Hundreds of Finnish Kurds and their supporters took to the streets of Helsinki and Tampere this weekend to protest against Turkish military action in northern Syria, which the international community says will further destabilize the region and trigger another humanitarian crisis.
The news reports coming out of northern Syria – an area referred to by Kurds as Rojava – make for grim reading.
A local politician dragged from her car and summarily executed by Turkish-backed Arab forces. Kurdish militia fighters who had to stop guarding Islamic State prisoners and defend their positions or flee. Turkish bombardments of civilian areas causing an estimated 100,000 people to leave their homes already.
When US President Donald Trump signaled that his troops would no longer be the power brokers in the Rojava area last Sunday, it gave Turkey’s strongman leader Tayyip Erdogan the de facto green light for a military invasion that aims to settle old scores against various Kurdish political groups and their militia forces – which had until now been considered key allies of America and the West in defeating IS.

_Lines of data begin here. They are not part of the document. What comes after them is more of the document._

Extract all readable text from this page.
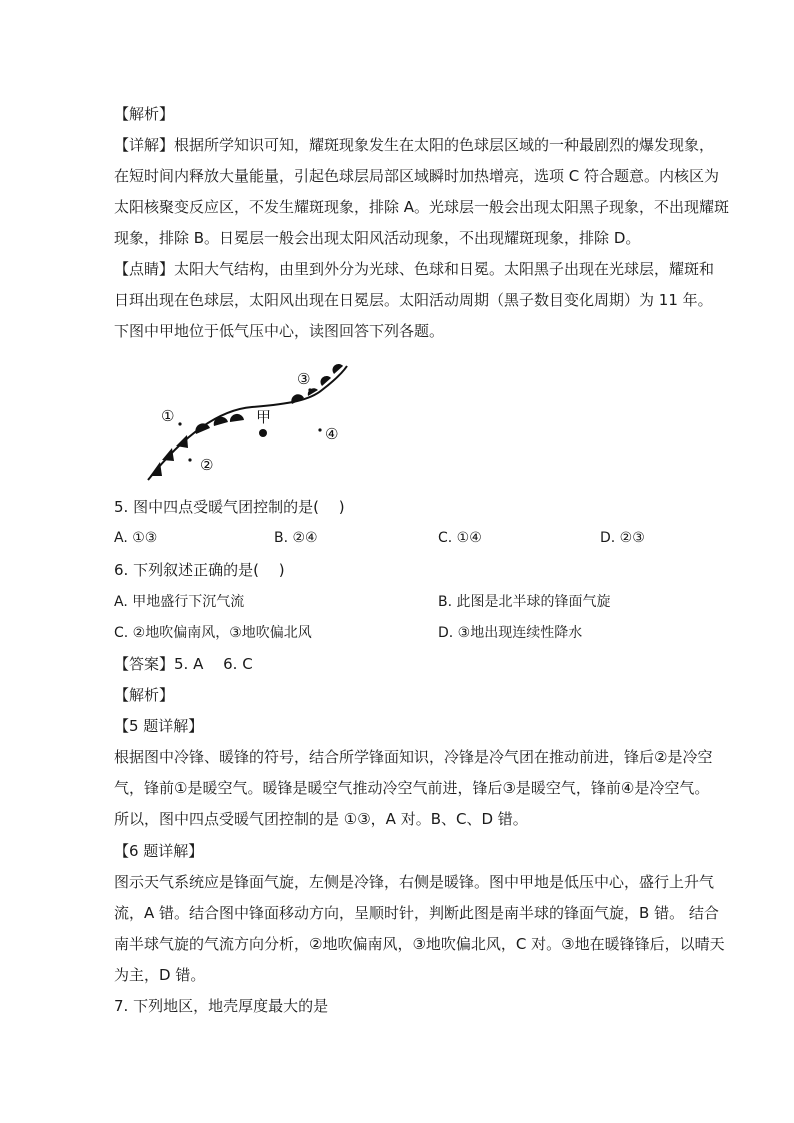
【解析】
【详解】根据所学知识可知，耀斑现象发生在太阳的色球层区域的一种最剧烈的爆发现象，
在短时间内释放大量能量，引起色球层局部区域瞬时加热增亮，选项 C 符合题意。内核区为
太阳核聚变反应区，不发生耀斑现象，排除 A。光球层一般会出现太阳黑子现象，不出现耀斑
现象，排除 B。日冕层一般会出现太阳风活动现象，不出现耀斑现象，排除 D。
【点睛】太阳大气结构，由里到外分为光球、色球和日冕。太阳黑子出现在光球层，耀斑和
日珥出现在色球层，太阳风出现在日冕层。太阳活动周期（黑子数目变化周期）为 11 年。
下图中甲地位于低气压中心，读图回答下列各题。
甲
①
②
③
④
5. 图中四点受暖气团控制的是(　 )
A. ①③	B. ②④	C. ①④	D. ②③
6. 下列叙述正确的是(　 )
A. 甲地盛行下沉气流	B. 此图是北半球的锋面气旋
C. ②地吹偏南风，③地吹偏北风	D. ③地出现连续性降水
【答案】5. A　 6. C
【解析】
【5 题详解】
根据图中冷锋、暖锋的符号，结合所学锋面知识，冷锋是冷气团在推动前进，锋后②是冷空
气，锋前①是暖空气。暖锋是暖空气推动冷空气前进，锋后③是暖空气，锋前④是冷空气。
所以，图中四点受暖气团控制的是 ①③，A 对。B、C、D 错。
【6 题详解】
图示天气系统应是锋面气旋，左侧是冷锋，右侧是暖锋。图中甲地是低压中心，盛行上升气
流，A 错。结合图中锋面移动方向，呈顺时针，判断此图是南半球的锋面气旋，B 错。 结合
南半球气旋的气流方向分析，②地吹偏南风，③地吹偏北风，C 对。③地在暖锋锋后，以晴天
为主，D 错。
7. 下列地区，地壳厚度最大的是
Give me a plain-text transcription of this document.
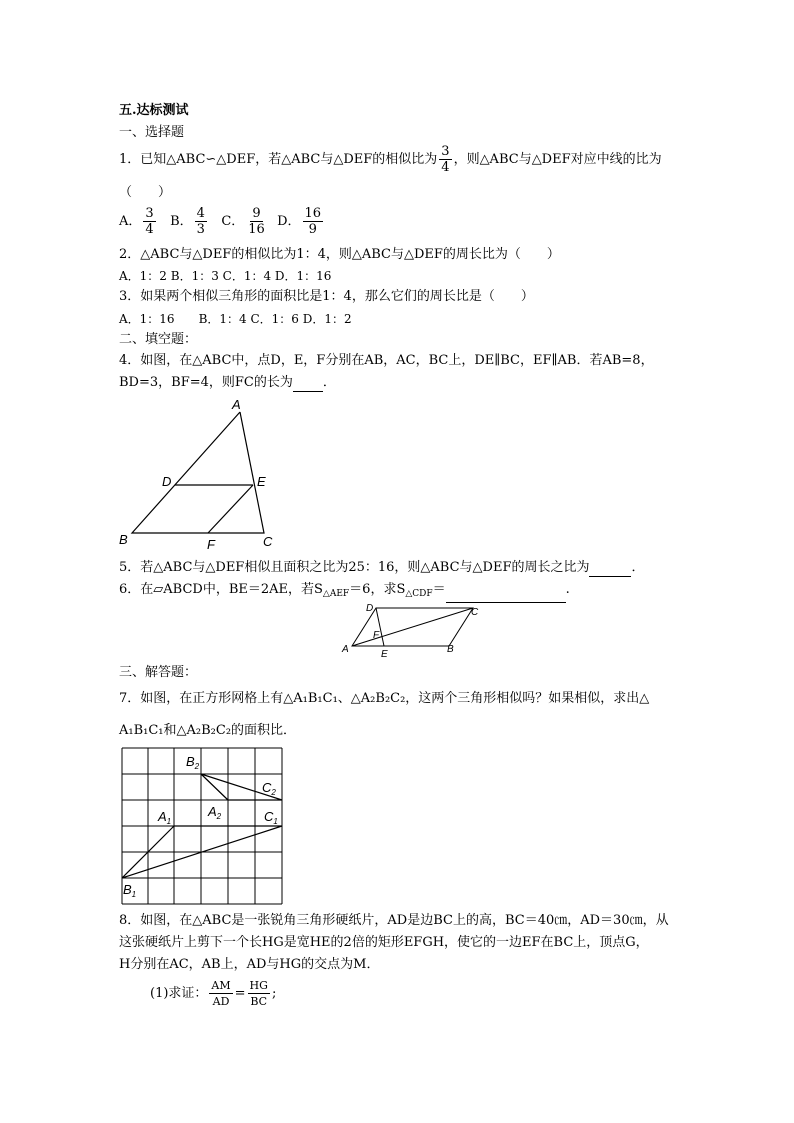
五.达标测试
一、选择题
1．已知△ABC∽△DEF，若△ABC与△DEF的相似比为 $\frac{3}{4}$ ，则△ABC与△DEF对应中线的比为
（　　）
A． $\frac{3}{4}$ B． $\frac{4}{3}$ C． $\frac{9}{16}$ D． $\frac{16}{9}$
2．△ABC与△DEF的相似比为1：4，则△ABC与△DEF的周长比为（　　）
A．1：2 B．1：3 C．1：4 D．1：16
3．如果两个相似三角形的面积比是1：4，那么它们的周长比是（　　）
A．1：16　　B．1：4 C．1：6 D．1：2
二、填空题：
4．如图，在△ABC中，点D，E，F分别在AB，AC，BC上，DE∥BC，EF∥AB．若AB=8，
BD=3，BF=4，则FC的长为 ．
A
B	C
D	E
F
5．若△ABC与△DEF相似且面积之比为25：16，则△ABC与△DEF的周长之比为	．
6．在▱ABCD中，BE＝2AE，若$S_{\triangle AEF}=6$，求$S_{\triangle CDF}=$	.
A	B
C
D
E
F
三、解答题：
7．如图，在正方形网格上有△A₁B₁C₁、△A₂B₂C₂，这两个三角形相似吗？如果相似，求出△
A₁B₁C₁和△A₂B₂C₂的面积比．
$B_2$
$C_2$
$A_2$
$A_1$	$C_1$
$B_1$
8．如图，在△ABC是一张锐角三角形硬纸片，AD是边BC上的高，BC＝40㎝，AD＝30㎝，从
这张硬纸片上剪下一个长HG是宽HE的2倍的矩形EFGH，使它的一边EF在BC上，顶点G，
H分别在AC，AB上，AD与HG的交点为M．
(1)求证： $\frac{AM}{AD} = \frac{HG}{BC}$ ;
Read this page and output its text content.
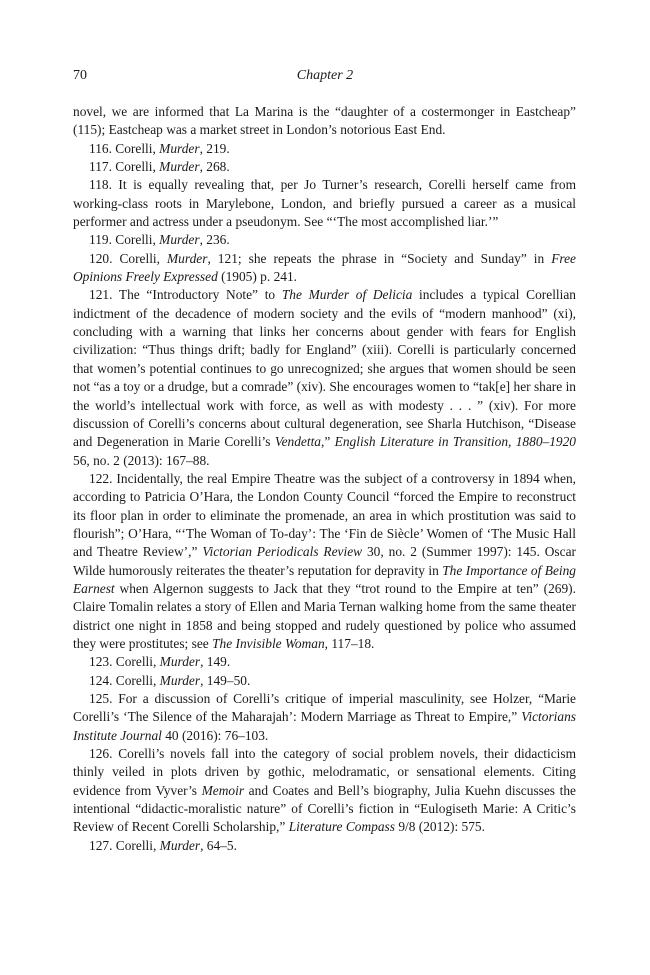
70	Chapter 2

novel, we are informed that La Marina is the “daughter of a costermonger in Eastcheap” (115); Eastcheap was a market street in London’s notorious East End.

116. Corelli, Murder, 219.

117. Corelli, Murder, 268.

118. It is equally revealing that, per Jo Turner’s research, Corelli herself came from working-class roots in Marylebone, London, and briefly pursued a career as a musical performer and actress under a pseudonym. See “‘The most accomplished liar.’”

119. Corelli, Murder, 236.

120. Corelli, Murder, 121; she repeats the phrase in “Society and Sunday” in Free Opinions Freely Expressed (1905) p. 241.

121. The “Introductory Note” to The Murder of Delicia includes a typical Corellian indictment of the decadence of modern society and the evils of “modern manhood” (xi), concluding with a warning that links her concerns about gender with fears for English civilization: “Thus things drift; badly for England” (xiii). Corelli is particularly concerned that women’s potential continues to go unrecognized; she argues that women should be seen not “as a toy or a drudge, but a comrade” (xiv). She encourages women to “tak[e] her share in the world’s intellectual work with force, as well as with modesty . . . ” (xiv). For more discussion of Corelli’s concerns about cultural degeneration, see Sharla Hutchison, “Disease and Degeneration in Marie Corelli’s Vendetta,” English Literature in Transition, 1880–1920 56, no. 2 (2013): 167–88.

122. Incidentally, the real Empire Theatre was the subject of a controversy in 1894 when, according to Patricia O’Hara, the London County Council “forced the Empire to reconstruct its floor plan in order to eliminate the promenade, an area in which prostitution was said to flourish”; O’Hara, “‘The Woman of To-day’: The ‘Fin de Siècle’ Women of ‘The Music Hall and Theatre Review’,” Victorian Periodicals Review 30, no. 2 (Summer 1997): 145. Oscar Wilde humorously reiterates the theater’s reputation for depravity in The Importance of Being Earnest when Algernon suggests to Jack that they “trot round to the Empire at ten” (269). Claire Tomalin relates a story of Ellen and Maria Ternan walking home from the same theater district one night in 1858 and being stopped and rudely questioned by police who assumed they were prostitutes; see The Invisible Woman, 117–18.

123. Corelli, Murder, 149.

124. Corelli, Murder, 149–50.

125. For a discussion of Corelli’s critique of imperial masculinity, see Holzer, “Marie Corelli’s ‘The Silence of the Maharajah’: Modern Marriage as Threat to Empire,” Victorians Institute Journal 40 (2016): 76–103.

126. Corelli’s novels fall into the category of social problem novels, their didacticism thinly veiled in plots driven by gothic, melodramatic, or sensational elements. Citing evidence from Vyver’s Memoir and Coates and Bell’s biography, Julia Kuehn discusses the intentional “didactic-moralistic nature” of Corelli’s fiction in “Eulogiseth Marie: A Critic’s Review of Recent Corelli Scholarship,” Literature Compass 9/8 (2012): 575.

127. Corelli, Murder, 64–5.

The Kurdish supporters gathered in Helsinki this weekend chanted anti-Turkish slogans, calling the government fascists. Some people waved the distinctive green, white and red Kurdish flags with a starburst in the middle; while others waved the yellow triangle banner of the YPG People’s Protection Units, an organisation of mostly Kurdish fighters opposed to Islamic State and the Assad regime in Damascus.
“In general our community and Finnish friends of ours have been very concerned about the situation. In Finland we have a few thousand people originating from Rojava Kurdish areas and most of those have family members and relatives living in areas threatened by Turkish attacks” explains Welat Nehri, Chairman of the Finnish Kurdish Federation Kurdiliitto.
“The shock of these people is tremendous when the life and health of one’s family or even one’s all relatives is threatened” he adds.
Warnings of another humanitarian crisis unfolding
The international community, including Finland, warned this week of the humanitarian impact the Turkish invasion is likely to have.
Prime Minister Antti Rinne (SDP) condemned Turkey’s offensive into Rojava saying the actions “aggravate the already complex crisis in Syria.”
Foreign Minister Pekka Haavisto (Green) said his ministry was in touch with aid agencies in the sprawling Al-Hol refugee camp where a number of Finnish nationals are living.
And President Sauli Niinistö met with the Cabinet Committee on Foreign and Security Policy on Friday and issued a statement saying “Finland considered that no military solution can be found to the conflict in Syria. The humanitarian situation in the area is worrying” and re-confirmed the government would not grant any new military export licenses to Turkey “or other countries at war.”
Welat Nehri from the Finnish Kurdish Federation says civilians in the area want to escape the fighting of course, but are caught between a rock and a hard place.
“The situation of civilians is worst, because they have not much options to flee from Rojava. There is Turkey in the north, Syrian forces in the south, and Islamist forces supported by Turkey in the west” he tells News Now Finland.
“The only ways to get out of the war could be by Kurdistan Regional Government [in Iraq] in the east and some Kurdish areas in the southern part of Rojava. The situation is serious, and if the invasion continues, humanitarian crisis is expected” he warns.
Calling for a boycott on Turkish products in Finland
A number of people in Finland are calling for a boycott of Turkish products, and shared images on pro-Kurdish social media sites of some of the most popular brands which they say should be left on the shelf in protest at Turkey’s actions.
Welat Nehri says the Kurdish community has received a lot of support from people in Finland.
“It is worth mentioning that during last days huge number of Finnish citizens have shown support and solidarity by contacting face-to-face, calling or sending us messages” he says, thanking Finland for halting weapons exports, and hoping that Finland can help find a peaceful solution to the situation.
That seems like wishful thinking however, at least in the short term.
“As a Kurdish community in Finland, we are extremely shocked by the immediate consequences of the invasion, which has led to deaths, refugees and the destruction of neighborhoods, but at the same time we are concerned about everything that can happen over time” says Nehri.
“The Kurds played an important role in the war on terror against ISIs. The Kurds defeated ISIS on behalf of the whole world, losing the lives of over 11,000 fighters” he says.
“The withdrawal of the United States in this situation and giving the green light to Turkey is not just a betrayal of the Kurds, but a sheer irresponsibility and short-sighted policy.”